Tuesday, February 5, 2008

Swimming through a Slough of Despond

Dear,

I haven’t written you for a while. It’s just that I’ve been suffering from some kind of sickness which deterred me from indulging in such exercise like this. You know, the past few months had been long and dragging for me. I know you could have well asked if I am okay if you’re here with me now. For some certain reasons, the answer would come necessarily in an instant. I would necessarily say that I am not and I am on the verge of hitting the lowest point that borders on extreme depression. But, here I am anyway; confiding to you the things I could only convey to the blank wall or by way of deleterious stare to nothingness.

If Kundera’s way of speaking such phrase as the condition of the unbearable lightness of being begins to be repugnant and annoying to the senses, it’s like abhorring and rebuking "Einmal ist keinmal" (once is nonce); however true, we have only one life to live and one being to bear that would continuously disrupt the levitative aspect that underlies the premise.

I’ve been bombarded with dissociative experiences lately and one couldn’t just imagine how I live each day with so much desperation. Pictures of myself vividly tell how I grapple with so much burden. . .so much pain. There I am almost losing balance while sitting on a stolid chair as I lie extendedly on the rest as if it was the old rattan which lulled me mostly during siesta there at the province. It happened there at the library. Everybody looked and I was embarrassed. There I am loitering along empty streets few hours before sunrise. I felt sadness at the sudden nocturnal life. I felt I had enough of this world when the radio stations sign off in the middle of the night leaving me with words of prayer: let us have our day’s rest it says. . .so what now? I ask myself. I have yet to finish these deadlines. There I am throwing these bad jokes about considering the mode of ending a perturbed journey: wires? Ropes? Wrist? Woolf’s way. . .which prompted me to tell someone that the reason behind writing about the sea is that I opt to follow Woolf’s path on deciding eternity.

There I am flunking an exam after an exam. I’ve not been performing and sometimes I tell myself that it’s high time to assess although it’s too late. Still, something inside me mysteriously drives my way pass these conundrums. It’s like an antibody. Is this some kind of an epic then? a personal legend, dear guru? Is this leading somewhere to nirvana?

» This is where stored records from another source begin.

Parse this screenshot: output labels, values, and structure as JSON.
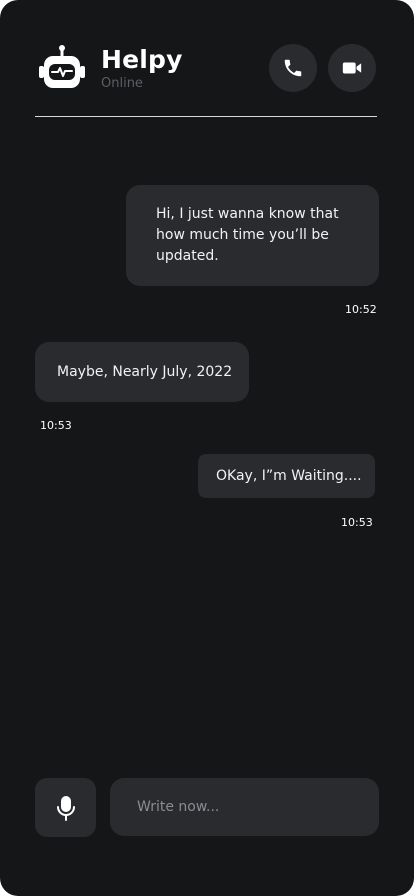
{
  "header": {
    "title": "Helpy",
    "status": "Online",
    "avatar_icon": "robot-icon",
    "call_icon": "phone-icon",
    "video_icon": "video-camera-icon"
  },
  "messages": [
    {
      "sender": "user",
      "text": "Hi, I just wanna know that how much time you’ll be updated.",
      "time": "10:52"
    },
    {
      "sender": "bot",
      "text": "Maybe, Nearly July, 2022",
      "time": "10:53"
    },
    {
      "sender": "user",
      "text": "OKay, I”m Waiting....",
      "time": "10:53"
    }
  ],
  "composer": {
    "mic_icon": "microphone-icon",
    "placeholder": "Write now..."
  },
  "colors": {
    "background": "#141618",
    "surface": "#2a2b2f",
    "text": "#ffffff",
    "muted": "#5b5e63"
  }
}
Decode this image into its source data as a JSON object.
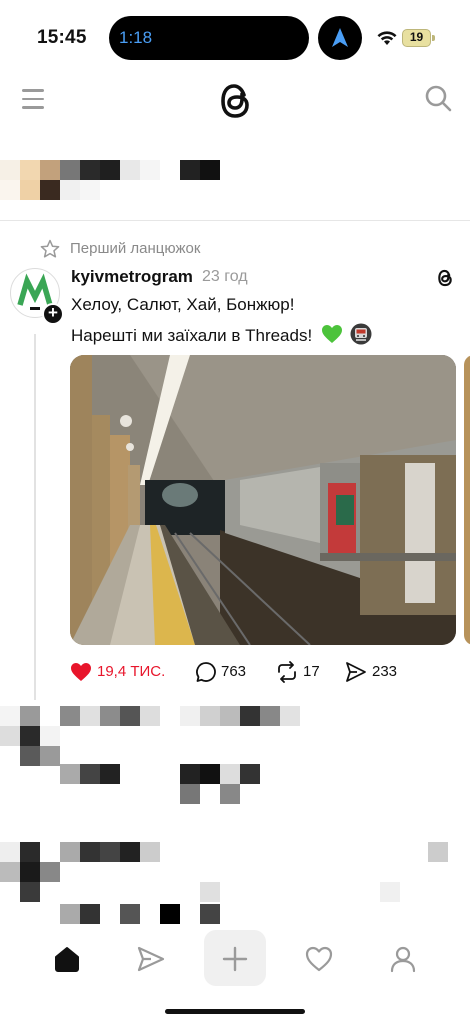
{
  "status_bar": {
    "time": "15:45",
    "timer": "1:18",
    "battery": "19"
  },
  "header": {
    "logo_icon": "threads-logo-icon",
    "menu_icon": "menu-icon",
    "search_icon": "search-icon"
  },
  "post": {
    "thread_label": "Перший ланцюжок",
    "username": "kyivmetrogram",
    "time": "23 год",
    "text_line1": "Хелоу, Салют, Хай, Бонжюр!",
    "text_line2": "Нарешті ми заїхали в Threads!",
    "image_description_icon": "metro-station-photo",
    "likes": "19,4 ТИС.",
    "comments": "763",
    "reposts": "17",
    "shares": "233",
    "like_color": "#e8152b"
  },
  "tabbar": {
    "items": [
      "home-icon",
      "send-icon",
      "compose-icon",
      "activity-icon",
      "profile-icon"
    ]
  }
}
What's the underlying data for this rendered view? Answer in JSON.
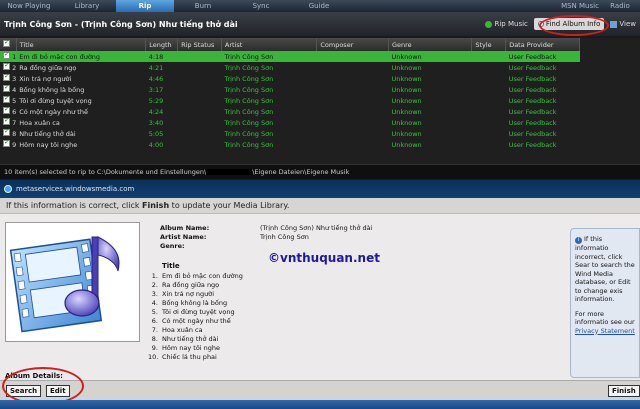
{
  "nav": {
    "tabs": [
      "Now Playing",
      "Library",
      "Rip",
      "Burn",
      "Sync",
      "Guide"
    ],
    "active": "Rip",
    "right_tabs": [
      "MSN Music",
      "Radio"
    ]
  },
  "titlebar": {
    "title": "Trịnh Công Sơn - (Trịnh Công Sơn) Như tiếng thở dài",
    "rip_music": "Rip Music",
    "find_album_info": "Find Album Info",
    "view": "View"
  },
  "table": {
    "columns": [
      "Title",
      "Length",
      "Rip Status",
      "Artist",
      "Composer",
      "Genre",
      "Style",
      "Data Provider"
    ],
    "rows": [
      {
        "n": "1",
        "title": "Em đi bỏ mặc con đường",
        "length": "4:18",
        "artist": "Trịnh Công Sơn",
        "genre": "Unknown",
        "provider": "User Feedback"
      },
      {
        "n": "2",
        "title": "Ra đồng giữa ngọ",
        "length": "4:21",
        "artist": "Trịnh Công Sơn",
        "genre": "Unknown",
        "provider": "User Feedback"
      },
      {
        "n": "3",
        "title": "Xin trả nợ người",
        "length": "4:46",
        "artist": "Trịnh Công Sơn",
        "genre": "Unknown",
        "provider": "User Feedback"
      },
      {
        "n": "4",
        "title": "Bống không là bống",
        "length": "3:17",
        "artist": "Trịnh Công Sơn",
        "genre": "Unknown",
        "provider": "User Feedback"
      },
      {
        "n": "5",
        "title": "Tôi ơi đừng tuyệt vọng",
        "length": "5:29",
        "artist": "Trịnh Công Sơn",
        "genre": "Unknown",
        "provider": "User Feedback"
      },
      {
        "n": "6",
        "title": "Có một ngày như thế",
        "length": "4:24",
        "artist": "Trịnh Công Sơn",
        "genre": "Unknown",
        "provider": "User Feedback"
      },
      {
        "n": "7",
        "title": "Hoa xuân ca",
        "length": "3:40",
        "artist": "Trịnh Công Sơn",
        "genre": "Unknown",
        "provider": "User Feedback"
      },
      {
        "n": "8",
        "title": "Như tiếng thở dài",
        "length": "5:05",
        "artist": "Trịnh Công Sơn",
        "genre": "Unknown",
        "provider": "User Feedback"
      },
      {
        "n": "9",
        "title": "Hôm nay tôi nghe",
        "length": "4:00",
        "artist": "Trịnh Công Sơn",
        "genre": "Unknown",
        "provider": "User Feedback"
      }
    ]
  },
  "status": {
    "prefix": "10 item(s) selected to rip to C:\\Dokumente und Einstellungen\\",
    "suffix": "\\Eigene Dateien\\Eigene Musik"
  },
  "url": "metaservices.windowsmedia.com",
  "info": {
    "pre": "If this information is correct, click ",
    "bold": "Finish",
    "post": " to update your Media Library."
  },
  "album": {
    "name_label": "Album Name:",
    "name": "(Trịnh Công Sơn) Như tiếng thở dài",
    "artist_label": "Artist Name:",
    "artist": "Trịnh Công Sơn",
    "genre_label": "Genre:",
    "genre": ""
  },
  "tracks": {
    "header": "Title",
    "items": [
      "Em đi bỏ mặc con đường",
      "Ra đồng giữa ngọ",
      "Xin trả nợ người",
      "Bống không là bống",
      "Tôi ơi đừng tuyệt vọng",
      "Có một ngày như thế",
      "Hoa xuân ca",
      "Như tiếng thở dài",
      "Hôm nay tôi nghe",
      "Chiếc lá thu phai"
    ]
  },
  "watermark": "©vnthuquan.net",
  "sidebox": {
    "line1": "If this informatio incorrect, click Sear to search the Wind Media database, or Edit to change exis information.",
    "line2": "For more informatio see our",
    "link": "Privacy Statement"
  },
  "details": {
    "label": "Album Details:",
    "search": "Search",
    "edit": "Edit"
  },
  "finish": "Finish"
}
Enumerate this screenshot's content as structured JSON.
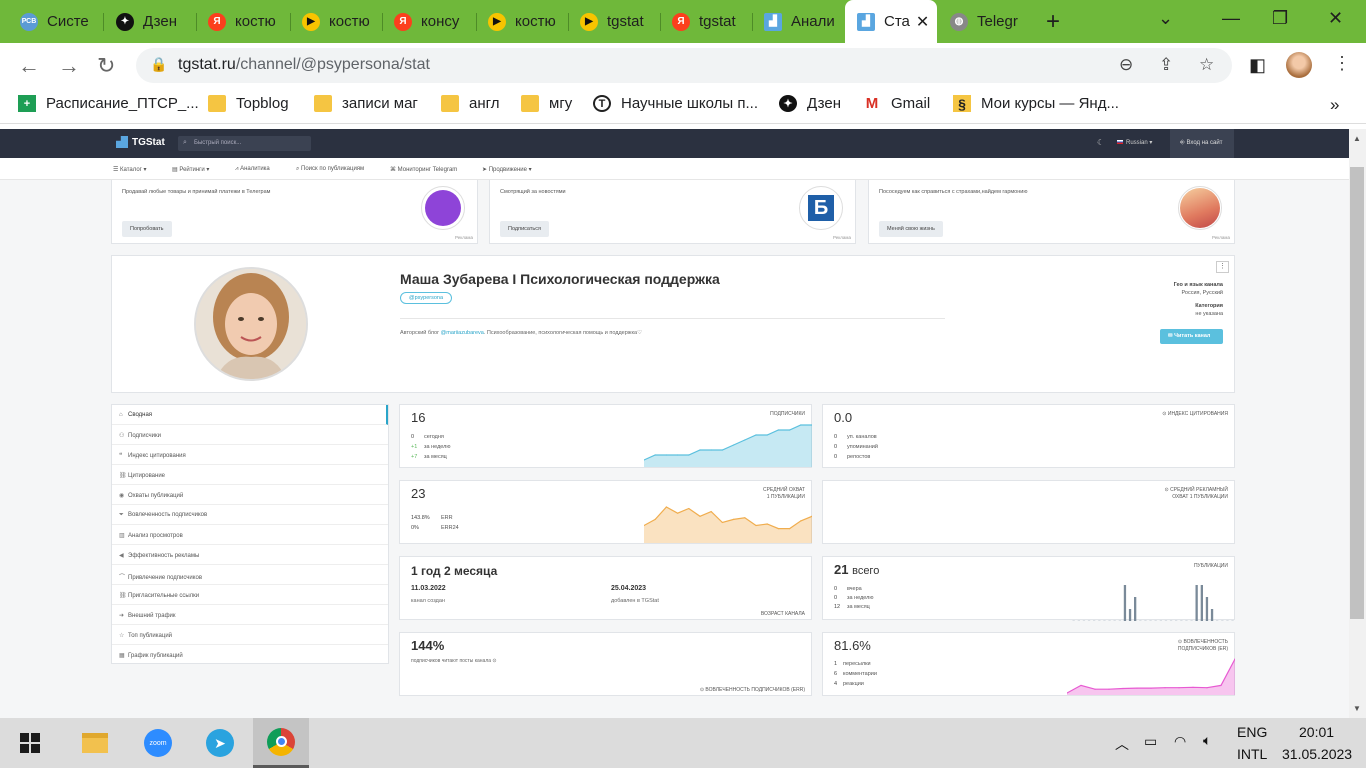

The accountant has a nibble of wisdom to share. While cursing on his worksheets almost tearing them to pieces just because of that 40 centavos he can’t balance, he shrieked. Maybe, like numbers appearing on two opposite sides of the chart, my life also needs to be. . er. . balanced?

I have so much to share. . .This is the end for now.

5 comments:

Yas Jayson said...

*wisdom is anywhere....ahehehe kahit yung accountant meron philosopical insights..jowk!

>napadaan lang.


[yas]

Anonymous said...

Though it seems that we move into unending gyres ad nauseum, we must, lest we forget, that Kundera's "Einmal ist keinma" ended well. There are moments we choose to redeem-- through pen. Don't go the Woolf way; there's too little of us left.